Wireshark-dev: Re: [Wireshark-dev] FT_STRING, FT_STRINGZPAD, and null padding
From: Guy Harris <gharris@xxxxxxxxx>
Date: Sat, 5 Sep 2020 14:03:57 -0700
On Sep 5, 2020, at 9:51 AM, John Thacker <johnthacker@xxxxxxxxx> wrote:

> On Sat, Sep 5, 2020 at 2:49 AM Guy Harris <gharris@xxxxxxxxx> wrote:
> 
>> OK, here's the types of strings that there can be in protocols.
>> 
>> 1. Counted strings.  A counted string has a count of the number of octets (it might be half the number of octets if it's UTF-16 or UCS-2, but it's really a count of octets).  There is nothing special about null characters, other than "if some software treats the string as a C string, it won't work correctly if the string happens to include a null character, so maybe that software shouldn't treat it as a C string".
>> 
>> 2. Null-terminated, non-counted strings.  A null-terminated, non-counted, string has no count of the number of octets; it runs until a null terminator (8-bit, 16-bit, whatever) is seen.  Obviously, that string can't contain a null terminator.
>> 
>> 3. Padded strings in a fixed-size buffer.  If the string is the length of the buffer, there is no null terminator; otherwise, there's a null terminator; the protocol may specify that all octets after the null terminator, if the string isn't the length of the buffer - 1, must be null, or may say there is no such requirement.
>> 
>> 4. Strings that are counted *and* null-terminated.  This is redundant, but maybe somebody wants to make sure that there's a null at the end, to make life easier for implementations that use C strings internally.  This doesn't *really* make things easier, unless you're in a 100% controlled environment, because, in any environment in which the software has to deal with packets from buggy or malicious senders, and uses C strings internally, they have to make sure there's a null terminator *anyway* - they *can't* just copy the string and blithely assume that a terminating null is part of the counted blob.
>> 
>> In the case of a counted string, if the string is a 7-octet value of "foo\0bar", it should show up as exactly that in the packet tree item; if not, we should fix it to do so.
> 
> So this does not happen, at least not when proto_tree_add_item() is used on a FT_STRING.

Then it should be fixed.

> Things that call tvb_format_text() will end up producing "foo\000bar" (because \0 is not one of the special cases handled, it defaults to using octal in format_text() in epan/strutil.c, which is used for non-printable but valid ASCII characters.

That's acceptable - if there's a control-A, it'll show up as \001, not \1.
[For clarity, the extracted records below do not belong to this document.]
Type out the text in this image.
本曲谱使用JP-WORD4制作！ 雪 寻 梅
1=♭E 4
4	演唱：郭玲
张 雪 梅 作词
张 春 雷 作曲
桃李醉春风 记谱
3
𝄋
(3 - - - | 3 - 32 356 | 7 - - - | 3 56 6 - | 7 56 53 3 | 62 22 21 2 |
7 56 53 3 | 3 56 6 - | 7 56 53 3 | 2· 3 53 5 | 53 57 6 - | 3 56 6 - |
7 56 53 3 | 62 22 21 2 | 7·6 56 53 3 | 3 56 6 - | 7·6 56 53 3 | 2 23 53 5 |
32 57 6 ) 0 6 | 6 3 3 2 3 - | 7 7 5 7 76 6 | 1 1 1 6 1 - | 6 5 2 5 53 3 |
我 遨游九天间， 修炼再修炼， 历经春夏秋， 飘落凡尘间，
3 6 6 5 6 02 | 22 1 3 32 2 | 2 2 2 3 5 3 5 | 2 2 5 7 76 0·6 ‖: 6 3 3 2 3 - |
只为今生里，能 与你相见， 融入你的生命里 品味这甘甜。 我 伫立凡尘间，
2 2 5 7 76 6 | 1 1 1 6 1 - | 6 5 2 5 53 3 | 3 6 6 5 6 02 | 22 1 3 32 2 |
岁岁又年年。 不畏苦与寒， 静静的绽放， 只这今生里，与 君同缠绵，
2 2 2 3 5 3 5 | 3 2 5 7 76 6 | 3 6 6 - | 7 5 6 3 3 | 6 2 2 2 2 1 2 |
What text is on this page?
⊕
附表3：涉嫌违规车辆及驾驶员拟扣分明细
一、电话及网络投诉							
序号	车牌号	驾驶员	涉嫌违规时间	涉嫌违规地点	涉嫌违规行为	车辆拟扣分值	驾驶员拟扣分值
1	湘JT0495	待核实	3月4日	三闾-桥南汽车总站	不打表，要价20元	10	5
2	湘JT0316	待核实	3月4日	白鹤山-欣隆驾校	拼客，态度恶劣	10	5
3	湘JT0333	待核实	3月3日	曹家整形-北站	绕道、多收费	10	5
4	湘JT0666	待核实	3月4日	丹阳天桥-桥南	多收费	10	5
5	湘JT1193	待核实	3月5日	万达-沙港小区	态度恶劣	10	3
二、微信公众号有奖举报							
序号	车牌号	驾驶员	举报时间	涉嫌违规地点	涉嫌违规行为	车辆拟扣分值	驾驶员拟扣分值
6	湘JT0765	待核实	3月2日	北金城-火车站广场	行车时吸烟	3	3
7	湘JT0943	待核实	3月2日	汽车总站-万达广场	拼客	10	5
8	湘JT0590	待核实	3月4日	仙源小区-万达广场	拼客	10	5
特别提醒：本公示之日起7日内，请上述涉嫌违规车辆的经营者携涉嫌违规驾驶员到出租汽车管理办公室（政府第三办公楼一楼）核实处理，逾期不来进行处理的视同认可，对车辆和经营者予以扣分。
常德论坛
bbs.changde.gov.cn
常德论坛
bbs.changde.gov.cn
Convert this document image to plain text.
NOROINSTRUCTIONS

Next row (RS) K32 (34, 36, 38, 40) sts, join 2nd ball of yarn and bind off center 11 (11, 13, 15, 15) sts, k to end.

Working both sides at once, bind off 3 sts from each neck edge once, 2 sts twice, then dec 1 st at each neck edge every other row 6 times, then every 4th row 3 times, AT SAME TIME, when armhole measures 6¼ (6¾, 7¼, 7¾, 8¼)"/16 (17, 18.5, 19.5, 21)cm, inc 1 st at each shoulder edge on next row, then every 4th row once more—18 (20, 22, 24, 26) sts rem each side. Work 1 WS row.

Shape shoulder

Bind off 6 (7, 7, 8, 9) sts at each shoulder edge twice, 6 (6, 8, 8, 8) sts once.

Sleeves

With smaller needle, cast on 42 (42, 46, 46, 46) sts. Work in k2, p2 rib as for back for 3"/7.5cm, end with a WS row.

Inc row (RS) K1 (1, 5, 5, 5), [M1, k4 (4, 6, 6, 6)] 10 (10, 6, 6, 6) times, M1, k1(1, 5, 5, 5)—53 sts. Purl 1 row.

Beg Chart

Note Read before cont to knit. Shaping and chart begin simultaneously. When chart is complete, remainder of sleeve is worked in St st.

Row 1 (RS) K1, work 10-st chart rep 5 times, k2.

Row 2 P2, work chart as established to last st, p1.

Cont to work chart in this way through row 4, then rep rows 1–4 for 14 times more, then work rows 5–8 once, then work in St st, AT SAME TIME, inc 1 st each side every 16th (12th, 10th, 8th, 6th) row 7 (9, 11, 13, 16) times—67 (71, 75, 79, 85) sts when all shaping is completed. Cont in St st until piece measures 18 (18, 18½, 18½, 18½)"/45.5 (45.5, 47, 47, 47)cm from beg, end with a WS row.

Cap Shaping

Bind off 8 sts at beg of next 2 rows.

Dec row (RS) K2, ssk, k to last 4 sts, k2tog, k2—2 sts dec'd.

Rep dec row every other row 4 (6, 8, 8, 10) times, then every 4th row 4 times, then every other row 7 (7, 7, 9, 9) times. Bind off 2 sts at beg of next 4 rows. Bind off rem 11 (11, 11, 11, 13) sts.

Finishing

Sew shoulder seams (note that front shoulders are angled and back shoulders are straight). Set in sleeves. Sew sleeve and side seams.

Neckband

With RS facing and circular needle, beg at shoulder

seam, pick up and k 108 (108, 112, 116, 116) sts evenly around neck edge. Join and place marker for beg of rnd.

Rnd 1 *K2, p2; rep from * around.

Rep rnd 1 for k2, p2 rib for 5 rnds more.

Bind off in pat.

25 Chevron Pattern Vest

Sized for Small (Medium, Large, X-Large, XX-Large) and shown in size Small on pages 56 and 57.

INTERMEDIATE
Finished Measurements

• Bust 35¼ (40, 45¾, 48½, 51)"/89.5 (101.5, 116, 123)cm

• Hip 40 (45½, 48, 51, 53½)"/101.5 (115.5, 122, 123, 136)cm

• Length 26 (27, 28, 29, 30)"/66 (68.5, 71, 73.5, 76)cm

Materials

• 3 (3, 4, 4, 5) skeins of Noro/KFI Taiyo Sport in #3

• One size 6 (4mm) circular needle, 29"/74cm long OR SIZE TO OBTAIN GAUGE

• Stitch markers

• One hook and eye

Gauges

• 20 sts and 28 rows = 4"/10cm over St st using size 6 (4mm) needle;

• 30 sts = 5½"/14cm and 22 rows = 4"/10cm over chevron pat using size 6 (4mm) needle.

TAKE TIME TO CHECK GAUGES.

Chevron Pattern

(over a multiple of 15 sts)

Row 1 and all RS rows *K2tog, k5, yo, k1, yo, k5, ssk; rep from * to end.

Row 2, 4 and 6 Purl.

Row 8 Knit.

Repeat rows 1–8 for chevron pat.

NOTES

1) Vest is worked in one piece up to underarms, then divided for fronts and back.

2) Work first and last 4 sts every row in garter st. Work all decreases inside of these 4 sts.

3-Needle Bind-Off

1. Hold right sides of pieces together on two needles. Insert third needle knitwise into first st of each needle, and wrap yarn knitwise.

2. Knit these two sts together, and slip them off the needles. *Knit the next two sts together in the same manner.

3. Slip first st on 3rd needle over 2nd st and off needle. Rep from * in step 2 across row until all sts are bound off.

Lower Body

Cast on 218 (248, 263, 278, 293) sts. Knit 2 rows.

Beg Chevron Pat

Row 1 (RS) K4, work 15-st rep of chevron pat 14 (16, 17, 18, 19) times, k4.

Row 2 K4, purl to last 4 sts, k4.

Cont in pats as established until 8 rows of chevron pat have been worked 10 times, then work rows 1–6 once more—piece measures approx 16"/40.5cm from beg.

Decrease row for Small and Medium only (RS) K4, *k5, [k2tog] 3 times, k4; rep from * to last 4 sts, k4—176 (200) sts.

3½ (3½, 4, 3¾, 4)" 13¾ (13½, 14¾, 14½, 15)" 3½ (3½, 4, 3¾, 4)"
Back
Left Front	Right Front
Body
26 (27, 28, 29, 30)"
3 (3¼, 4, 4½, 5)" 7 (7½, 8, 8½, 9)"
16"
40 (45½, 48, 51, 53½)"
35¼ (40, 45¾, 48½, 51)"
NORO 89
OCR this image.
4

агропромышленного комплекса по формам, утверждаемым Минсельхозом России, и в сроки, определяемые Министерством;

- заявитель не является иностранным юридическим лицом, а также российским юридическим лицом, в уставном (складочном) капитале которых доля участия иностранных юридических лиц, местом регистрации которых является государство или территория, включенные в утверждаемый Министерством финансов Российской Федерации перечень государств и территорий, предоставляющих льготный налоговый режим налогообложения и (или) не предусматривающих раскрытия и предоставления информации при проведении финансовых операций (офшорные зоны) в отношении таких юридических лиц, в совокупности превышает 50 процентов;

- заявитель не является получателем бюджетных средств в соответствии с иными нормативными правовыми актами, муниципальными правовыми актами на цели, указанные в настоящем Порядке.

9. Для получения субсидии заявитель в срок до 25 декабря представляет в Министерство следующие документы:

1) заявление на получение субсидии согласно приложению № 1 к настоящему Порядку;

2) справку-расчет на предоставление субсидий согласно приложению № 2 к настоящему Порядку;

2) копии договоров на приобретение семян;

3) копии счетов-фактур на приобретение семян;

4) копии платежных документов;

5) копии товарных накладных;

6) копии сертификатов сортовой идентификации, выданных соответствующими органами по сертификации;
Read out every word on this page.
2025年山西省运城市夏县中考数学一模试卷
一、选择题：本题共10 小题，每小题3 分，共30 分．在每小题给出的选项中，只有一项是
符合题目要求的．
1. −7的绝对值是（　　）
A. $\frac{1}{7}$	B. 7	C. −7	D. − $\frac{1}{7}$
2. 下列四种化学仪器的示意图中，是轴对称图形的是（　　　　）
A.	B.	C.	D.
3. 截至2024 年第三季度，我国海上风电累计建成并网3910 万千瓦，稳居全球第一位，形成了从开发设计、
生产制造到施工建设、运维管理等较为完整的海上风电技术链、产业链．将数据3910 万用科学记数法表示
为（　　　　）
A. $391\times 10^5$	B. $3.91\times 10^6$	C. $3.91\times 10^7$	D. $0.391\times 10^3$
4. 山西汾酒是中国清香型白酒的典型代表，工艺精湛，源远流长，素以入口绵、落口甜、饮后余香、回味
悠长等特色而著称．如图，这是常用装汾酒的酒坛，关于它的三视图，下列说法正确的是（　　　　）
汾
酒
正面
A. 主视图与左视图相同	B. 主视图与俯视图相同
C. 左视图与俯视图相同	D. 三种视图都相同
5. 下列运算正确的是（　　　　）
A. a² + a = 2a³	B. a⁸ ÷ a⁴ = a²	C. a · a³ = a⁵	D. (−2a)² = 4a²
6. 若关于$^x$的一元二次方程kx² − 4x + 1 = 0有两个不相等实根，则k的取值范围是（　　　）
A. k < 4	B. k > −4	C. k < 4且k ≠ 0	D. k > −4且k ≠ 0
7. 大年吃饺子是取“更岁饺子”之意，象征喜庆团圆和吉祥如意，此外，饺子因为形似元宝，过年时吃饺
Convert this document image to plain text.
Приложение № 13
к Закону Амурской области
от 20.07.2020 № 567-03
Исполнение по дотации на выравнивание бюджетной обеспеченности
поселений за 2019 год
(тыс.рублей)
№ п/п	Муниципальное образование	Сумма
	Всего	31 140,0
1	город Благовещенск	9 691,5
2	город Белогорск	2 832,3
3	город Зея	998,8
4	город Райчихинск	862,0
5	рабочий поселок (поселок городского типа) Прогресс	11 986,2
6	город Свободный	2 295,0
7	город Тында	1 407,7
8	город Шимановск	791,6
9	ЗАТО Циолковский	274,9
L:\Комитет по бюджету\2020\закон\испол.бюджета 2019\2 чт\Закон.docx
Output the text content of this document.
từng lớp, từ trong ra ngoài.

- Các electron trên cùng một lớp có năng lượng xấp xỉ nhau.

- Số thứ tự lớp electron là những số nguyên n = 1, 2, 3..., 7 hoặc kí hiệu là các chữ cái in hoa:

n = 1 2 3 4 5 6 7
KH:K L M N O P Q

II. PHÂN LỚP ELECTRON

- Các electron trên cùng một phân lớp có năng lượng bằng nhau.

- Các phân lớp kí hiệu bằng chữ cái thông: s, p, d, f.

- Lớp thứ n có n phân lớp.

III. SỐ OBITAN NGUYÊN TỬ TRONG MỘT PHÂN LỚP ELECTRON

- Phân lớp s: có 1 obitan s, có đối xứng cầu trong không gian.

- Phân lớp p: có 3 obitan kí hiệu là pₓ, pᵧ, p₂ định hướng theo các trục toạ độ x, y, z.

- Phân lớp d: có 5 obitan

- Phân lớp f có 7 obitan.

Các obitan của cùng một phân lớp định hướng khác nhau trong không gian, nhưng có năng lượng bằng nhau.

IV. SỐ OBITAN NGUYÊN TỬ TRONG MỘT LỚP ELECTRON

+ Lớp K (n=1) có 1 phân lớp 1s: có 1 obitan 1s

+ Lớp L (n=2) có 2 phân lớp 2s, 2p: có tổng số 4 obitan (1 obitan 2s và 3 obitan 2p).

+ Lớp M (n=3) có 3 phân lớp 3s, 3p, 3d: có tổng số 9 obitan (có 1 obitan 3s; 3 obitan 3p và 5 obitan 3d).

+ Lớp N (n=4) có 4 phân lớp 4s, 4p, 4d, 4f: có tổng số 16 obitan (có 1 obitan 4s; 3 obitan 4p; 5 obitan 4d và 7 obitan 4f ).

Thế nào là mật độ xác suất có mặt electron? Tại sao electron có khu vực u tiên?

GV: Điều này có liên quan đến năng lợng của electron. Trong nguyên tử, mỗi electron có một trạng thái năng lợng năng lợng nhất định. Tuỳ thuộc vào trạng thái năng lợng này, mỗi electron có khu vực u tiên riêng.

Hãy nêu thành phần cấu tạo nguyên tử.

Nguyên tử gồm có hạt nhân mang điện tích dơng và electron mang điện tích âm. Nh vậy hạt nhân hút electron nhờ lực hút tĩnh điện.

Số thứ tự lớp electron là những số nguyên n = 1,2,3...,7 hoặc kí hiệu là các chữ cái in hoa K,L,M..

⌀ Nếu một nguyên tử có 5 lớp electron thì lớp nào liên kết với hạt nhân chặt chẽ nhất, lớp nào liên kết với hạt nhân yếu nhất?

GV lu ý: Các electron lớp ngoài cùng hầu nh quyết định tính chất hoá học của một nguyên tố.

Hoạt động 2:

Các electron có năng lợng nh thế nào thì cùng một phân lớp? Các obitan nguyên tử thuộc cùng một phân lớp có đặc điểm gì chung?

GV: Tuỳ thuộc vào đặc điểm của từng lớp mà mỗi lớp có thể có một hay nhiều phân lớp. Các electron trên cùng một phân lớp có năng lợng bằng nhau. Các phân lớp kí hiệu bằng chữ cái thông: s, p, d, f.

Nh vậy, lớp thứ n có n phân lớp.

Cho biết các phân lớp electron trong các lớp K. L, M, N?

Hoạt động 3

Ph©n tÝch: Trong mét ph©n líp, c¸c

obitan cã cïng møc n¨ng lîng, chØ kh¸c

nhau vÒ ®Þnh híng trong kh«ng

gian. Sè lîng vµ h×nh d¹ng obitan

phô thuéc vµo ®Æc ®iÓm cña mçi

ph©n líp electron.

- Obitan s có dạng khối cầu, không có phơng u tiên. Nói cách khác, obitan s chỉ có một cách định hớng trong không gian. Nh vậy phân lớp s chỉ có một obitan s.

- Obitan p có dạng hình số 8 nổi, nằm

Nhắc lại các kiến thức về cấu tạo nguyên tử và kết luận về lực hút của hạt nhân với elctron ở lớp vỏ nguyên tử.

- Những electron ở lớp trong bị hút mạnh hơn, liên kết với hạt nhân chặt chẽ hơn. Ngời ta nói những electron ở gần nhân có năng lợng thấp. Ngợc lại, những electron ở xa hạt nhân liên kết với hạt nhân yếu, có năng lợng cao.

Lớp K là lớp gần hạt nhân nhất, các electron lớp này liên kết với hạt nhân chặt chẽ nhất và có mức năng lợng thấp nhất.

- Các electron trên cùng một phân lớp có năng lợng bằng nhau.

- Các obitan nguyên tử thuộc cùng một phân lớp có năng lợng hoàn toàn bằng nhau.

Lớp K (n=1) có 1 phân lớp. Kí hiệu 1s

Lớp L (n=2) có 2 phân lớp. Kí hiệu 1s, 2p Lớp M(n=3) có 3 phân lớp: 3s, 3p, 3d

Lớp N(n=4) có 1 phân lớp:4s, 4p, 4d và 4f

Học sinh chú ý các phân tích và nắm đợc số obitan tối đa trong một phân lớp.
> However, proto_tree_add_item() does not do that.
> 
> I tested this by hexediting a pcap (from here: https://gitlab.com/wireshark/wireshark/-/issues/16208) to put a NUL in the middle of a counted FT_STRING, and it looked like this:
> 
> I had applied the patch to allow SSIDs to be UTF-8 in that bug, it looks like this:
> 
> Tag: SSID parameter set: admini\000tración
>     Tag Number: SSID parameter set (0)
>     Tag length: 15
>     SSID: admini
>         [Expert Info (Warning/Undecoded): Trailing stray characters]
> 
> (admini\000tración also showed up in the FT_COLUMN). In the first entry, where \000 shows up, tvb_format_text() is used explicitly and then that text is appended. In the one where it is cut off, proto_tree_add_item() is used. So that is a bug that should be fixed, then, we want to display the trailing characters as well as warn about them?

Display them. yes.  Warn about them, possibly, although, once we display them, the warning might not be necessary.

> Currently, we use FT_STRING for the first of those, FT_STRINGZ for the second of those, FT_STRINGZPAD for the third of those, and FT_STRINGZ for the fourth of those; the difference between the two FT_STRINGZ cases is whether a length was specified or not.
> That helps, but isn't there also FT_UINT_STRING for the common case of counted strings where the count of the number of octets appears immediately before the string? It seems like mostly a helper combining "add a FT_UINT[...] and return its value, then add a FT_STRING with that length." So ideally detect_trailing_stray_characters() should also operate on the string part of FT_UINT_STRING, and that just hasn't been added, correct?

It hasn't been added yet.

A lot of this is a work in progress.  I need to do some regression testing to discover fields that have the incorrect FT_STRING... type; when that's done, I'll update epan/proto.c to fix various issues.